The first thing I revisited was the list. The idea itself is familiar. Every language has some version of arrays, lists, or collections. What stood out again is how lightly Python lets me express the same operations. Pulling out a value, changing order, applying a helper function, and moving on to the next step all feel fairly direct.

For loops felt similar. The concept is not new, but in Python they feel natural when paired with lists. Take each value, do something with it, or use range when the number of repetitions matters.

Two exercises were more interesting than they first looked: Pythagorean triples and reversing a list. With Pythagorean triples, the first approach that comes to mind is often three nested loops over a, b, and c. But if the sum is fixed, c does not need its own loop. If the total is 400, c can be calculated as 400 - a - b, which removes one loop.

for a in range(1, 400):
    for b in range(a + 1, 400):
        c = 400 - a - b
        if a * a + b * b == c * c and a < b < c:
            print(a * b * c)

Even in a basic exercise, that kind of small reduction makes the problem more interesting. It is the same habit that shows up later in algorithm problems: avoid work when the value can be derived.

Reversing a list had a similar point. Instead of walking through the whole list, I only need to go to the halfway point and swap the values on both sides. Python’s tuple unpacking makes the swap short.

numbers = [1, 2, 3, 4, 5]

for i in range(len(numbers) // 2):
    j = len(numbers) - 1 - i
    numbers[i], numbers[j] = numbers[j], numbers[i]

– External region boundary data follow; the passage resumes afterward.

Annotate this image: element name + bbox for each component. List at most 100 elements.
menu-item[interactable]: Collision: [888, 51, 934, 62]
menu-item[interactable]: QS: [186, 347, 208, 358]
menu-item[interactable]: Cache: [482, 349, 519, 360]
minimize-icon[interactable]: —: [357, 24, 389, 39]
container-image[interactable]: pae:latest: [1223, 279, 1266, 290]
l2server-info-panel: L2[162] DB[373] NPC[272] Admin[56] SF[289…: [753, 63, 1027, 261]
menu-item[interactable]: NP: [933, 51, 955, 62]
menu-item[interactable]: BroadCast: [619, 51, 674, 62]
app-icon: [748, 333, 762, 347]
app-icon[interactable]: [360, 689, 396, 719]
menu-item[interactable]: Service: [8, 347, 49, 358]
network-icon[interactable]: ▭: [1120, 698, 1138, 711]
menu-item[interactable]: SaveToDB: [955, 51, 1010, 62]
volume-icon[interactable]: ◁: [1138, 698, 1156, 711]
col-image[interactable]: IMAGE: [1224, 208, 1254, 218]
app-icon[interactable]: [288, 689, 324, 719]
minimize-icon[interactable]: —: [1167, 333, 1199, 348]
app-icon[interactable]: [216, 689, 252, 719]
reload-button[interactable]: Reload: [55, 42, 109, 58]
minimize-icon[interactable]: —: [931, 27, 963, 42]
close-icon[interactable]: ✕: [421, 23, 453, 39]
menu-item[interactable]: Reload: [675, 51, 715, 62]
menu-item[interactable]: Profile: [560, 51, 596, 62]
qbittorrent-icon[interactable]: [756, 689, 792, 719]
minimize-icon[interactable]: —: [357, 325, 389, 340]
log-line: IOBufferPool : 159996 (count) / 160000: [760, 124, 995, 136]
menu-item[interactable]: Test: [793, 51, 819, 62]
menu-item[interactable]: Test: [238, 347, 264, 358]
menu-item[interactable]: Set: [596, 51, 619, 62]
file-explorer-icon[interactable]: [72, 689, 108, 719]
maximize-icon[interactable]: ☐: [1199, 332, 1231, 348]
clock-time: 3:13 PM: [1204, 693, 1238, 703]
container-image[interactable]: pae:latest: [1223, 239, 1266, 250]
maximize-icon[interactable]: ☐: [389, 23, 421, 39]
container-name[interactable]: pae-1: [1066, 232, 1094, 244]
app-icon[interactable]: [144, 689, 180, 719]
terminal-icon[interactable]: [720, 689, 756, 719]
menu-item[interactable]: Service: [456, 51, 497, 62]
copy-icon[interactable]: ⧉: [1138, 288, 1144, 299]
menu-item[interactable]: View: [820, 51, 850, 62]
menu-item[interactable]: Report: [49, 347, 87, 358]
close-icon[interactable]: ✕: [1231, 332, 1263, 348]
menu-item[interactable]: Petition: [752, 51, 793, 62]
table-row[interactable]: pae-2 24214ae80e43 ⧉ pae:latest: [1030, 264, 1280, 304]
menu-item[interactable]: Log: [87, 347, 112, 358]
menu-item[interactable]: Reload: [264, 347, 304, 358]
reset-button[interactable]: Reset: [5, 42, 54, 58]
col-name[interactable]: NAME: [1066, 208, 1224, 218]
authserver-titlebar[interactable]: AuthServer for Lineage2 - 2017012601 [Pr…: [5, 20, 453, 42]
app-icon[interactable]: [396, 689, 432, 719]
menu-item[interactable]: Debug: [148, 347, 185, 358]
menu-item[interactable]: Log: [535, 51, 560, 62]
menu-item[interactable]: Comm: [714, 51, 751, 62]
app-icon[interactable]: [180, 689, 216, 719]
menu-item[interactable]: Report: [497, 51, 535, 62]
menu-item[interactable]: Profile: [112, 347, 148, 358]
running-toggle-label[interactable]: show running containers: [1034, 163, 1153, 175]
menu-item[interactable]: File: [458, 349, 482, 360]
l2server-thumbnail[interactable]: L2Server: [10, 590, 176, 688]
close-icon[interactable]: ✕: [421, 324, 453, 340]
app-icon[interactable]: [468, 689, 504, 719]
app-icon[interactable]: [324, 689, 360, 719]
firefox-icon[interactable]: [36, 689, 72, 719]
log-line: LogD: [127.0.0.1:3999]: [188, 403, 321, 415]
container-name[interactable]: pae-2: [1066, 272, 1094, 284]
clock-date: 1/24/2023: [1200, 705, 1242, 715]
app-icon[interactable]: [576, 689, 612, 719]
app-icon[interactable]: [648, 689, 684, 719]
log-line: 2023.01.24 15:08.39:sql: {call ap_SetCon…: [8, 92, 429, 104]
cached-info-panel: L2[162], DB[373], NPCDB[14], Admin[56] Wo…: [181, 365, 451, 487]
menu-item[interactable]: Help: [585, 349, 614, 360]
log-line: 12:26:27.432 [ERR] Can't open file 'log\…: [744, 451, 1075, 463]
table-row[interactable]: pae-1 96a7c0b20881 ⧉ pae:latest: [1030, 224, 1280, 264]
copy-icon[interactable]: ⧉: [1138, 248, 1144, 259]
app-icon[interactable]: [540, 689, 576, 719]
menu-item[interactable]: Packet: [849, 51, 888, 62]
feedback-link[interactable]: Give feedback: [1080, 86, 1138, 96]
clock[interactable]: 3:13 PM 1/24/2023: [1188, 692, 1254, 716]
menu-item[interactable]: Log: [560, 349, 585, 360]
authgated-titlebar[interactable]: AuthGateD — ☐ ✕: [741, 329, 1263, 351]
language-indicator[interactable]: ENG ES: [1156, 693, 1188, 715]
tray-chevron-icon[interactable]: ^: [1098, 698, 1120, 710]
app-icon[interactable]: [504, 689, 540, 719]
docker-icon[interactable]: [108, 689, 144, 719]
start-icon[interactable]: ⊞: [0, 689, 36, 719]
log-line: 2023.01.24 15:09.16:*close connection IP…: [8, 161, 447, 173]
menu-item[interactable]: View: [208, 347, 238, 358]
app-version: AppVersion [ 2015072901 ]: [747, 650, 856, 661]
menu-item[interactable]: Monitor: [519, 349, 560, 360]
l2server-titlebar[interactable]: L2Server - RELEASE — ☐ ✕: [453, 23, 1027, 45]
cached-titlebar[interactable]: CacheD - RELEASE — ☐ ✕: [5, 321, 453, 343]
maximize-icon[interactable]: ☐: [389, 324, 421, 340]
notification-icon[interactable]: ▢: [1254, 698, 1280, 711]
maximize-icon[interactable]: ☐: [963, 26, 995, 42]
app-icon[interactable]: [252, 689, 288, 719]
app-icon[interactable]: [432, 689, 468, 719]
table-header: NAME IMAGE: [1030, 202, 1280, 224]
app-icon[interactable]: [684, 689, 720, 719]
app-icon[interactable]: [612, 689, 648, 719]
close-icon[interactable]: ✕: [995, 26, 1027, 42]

That part felt less about syntax and more about the way of thinking. I have to look at the length of the list, the midpoint, and the index on the other side before the code becomes natural. Even when the concept is familiar, typing it out in Python helps me see how the language wants the idea to be expressed.

Once the course moves into AI, I will keep dealing with data anyway. Inputs, model responses, logs, evaluation results, and probably many small transformations in between. Lists and loops are basic, but they sit underneath a lot of that work.

So today’s study was less about learning something new and more about getting the Python data-handling rhythm back. If I keep cleaning up these basics now, the main course should feel less interrupted later.